Bella Ciao is managed and directed by Leila Kattach who is a qualified registered adult nurse. She has undergone specialist training in dermatology, skin cancer and aesthetics.
Leila Kattach began her PhD in September 2021 and holds a part-time honorary role as an advanced clinical nurse specialist for dermatology and skin cancer with the NHS.
Prior to starting her PhD Leila worked as an advanced nurse practitioner for dermatology at Guy’s and St Thomas’ NHS Foundation Trust. Dermatology is a field of medicine which she feels passionate about and believes is her forte.
She holds a BSc (hons) degree in adult nursing, which has served as the basis for her professional career. She has since achieved two master’s degrees, the first focused on management, leadership, and research, and the second on clinical skills within dermatology. With over 20 years of experience working within the NHS, she has spent the last 12 years specialising in medical dermatology and aesthetic medicine.
Leila has additionally completed the UK Dermatology Clinical Trials Fellowship for Nurses and has earned the title of Associate Fellow of the Higher Education Academy. Furthermore, she completed the ‘Teach our teachers’ course at Guys and St Thomas NHS Foundation Trust. After winning the EGO pharmaceuticals travel award in 2023, she attended the Australia Dermatology Nurses Association where she won best abstract. She also won best 1st poster presentation at the 7th European Regional Sigma Conference 2024.
Leila is fervent about health service development, innovation and improving patient outcomes and is regularly involved in projects that lead to enhancing patient education and support and service implementation and redesign. She is grateful for the opportunities that her academic and professional journey has offered and remains dedicated to providing her patients with holistic and patient-centred evidence-base care.

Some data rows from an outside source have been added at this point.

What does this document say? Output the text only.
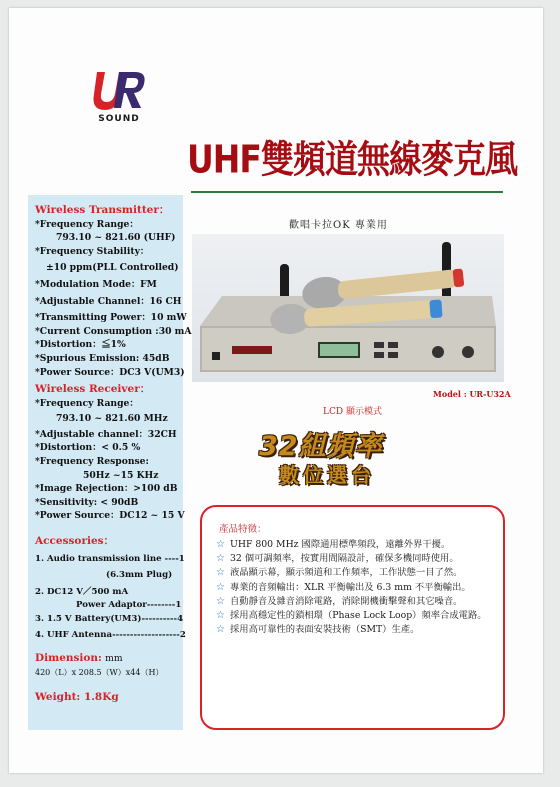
SOUND
UHF雙頻道無線麥克風
Wireless Transmitter：
*Frequency Range：
793.10 ~ 821.60 (UHF)
*Frequency Stability：
±10 ppm(PLL Controlled)
*Modulation Mode：FM
*Adjustable Channel：16 CH
*Transmitting Power：10 mW
*Current Consumption :30 mA
*Distortion：≦1%
*Spurious Emission: 45dB
*Power Source：DC3 V(UM3)
Wireless Receiver：
*Frequency Range：
793.10 ~ 821.60 MHz
*Adjustable channel：32CH
*Distortion：< 0.5 %
*Frequency Response:
50Hz ~15 KHz
*Image Rejection：>100 dB
*Sensitivity: < 90dB
*Power Source：DC12 ~ 15 V
Accessories：
1. Audio transmission line ----1
(6.3mm Plug)
2. DC12 V／500 mA
Power Adaptor--------1
3. 1.5 V Battery(UM3)----------4
4. UHF Antenna-------------------2
Dimension: mm
420（L）x 208.5（W）x44（H）
Weight: 1.8Kg
歡唱卡拉OK 專業用
Model : UR-U32A
LCD 顯示模式
32組頻率
數位選台
產品特徵：
☆ UHF 800 MHz 國際通用標準頻段，遠離外界干擾。
☆ 32 個可調頻率，按實用間隔設計，確保多機同時使用。
☆ 液晶顯示幕，顯示頻道和工作頻率，工作狀態一目了然。
☆ 專業的音頻輸出：XLR 平衡輸出及 6.3 mm 不平衡輸出。
☆ 自動靜音及雜音消除電路，消除開機衝擊聲和其它噪音。
☆ 採用高穩定性的鎖相環（Phase Lock Loop）頻率合成電路。
☆ 採用高可靠性的表面安裝技術（SMT）生產。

Leila is currently undertaking a PhD and her project aims to investigate the types and components of nurse-led models of service delivery in existence for patients requiring assessment and/or education for skin cancer. This is as a basis for co-creating an acceptable and viable nurse-led model of service delivery for skin cancer. The nurse-led model is intended for implementation within the NHS.
The uniqueness of this model lies in its co-creation process, involving input from a patient and public involvement advisory group, service users of national skin cancer services, and specialist skin cancer clinicians (doctors and nurses). This collaborative effort ensures that considerations for feasibility, acceptability, and safety are thoroughly integrated into the design.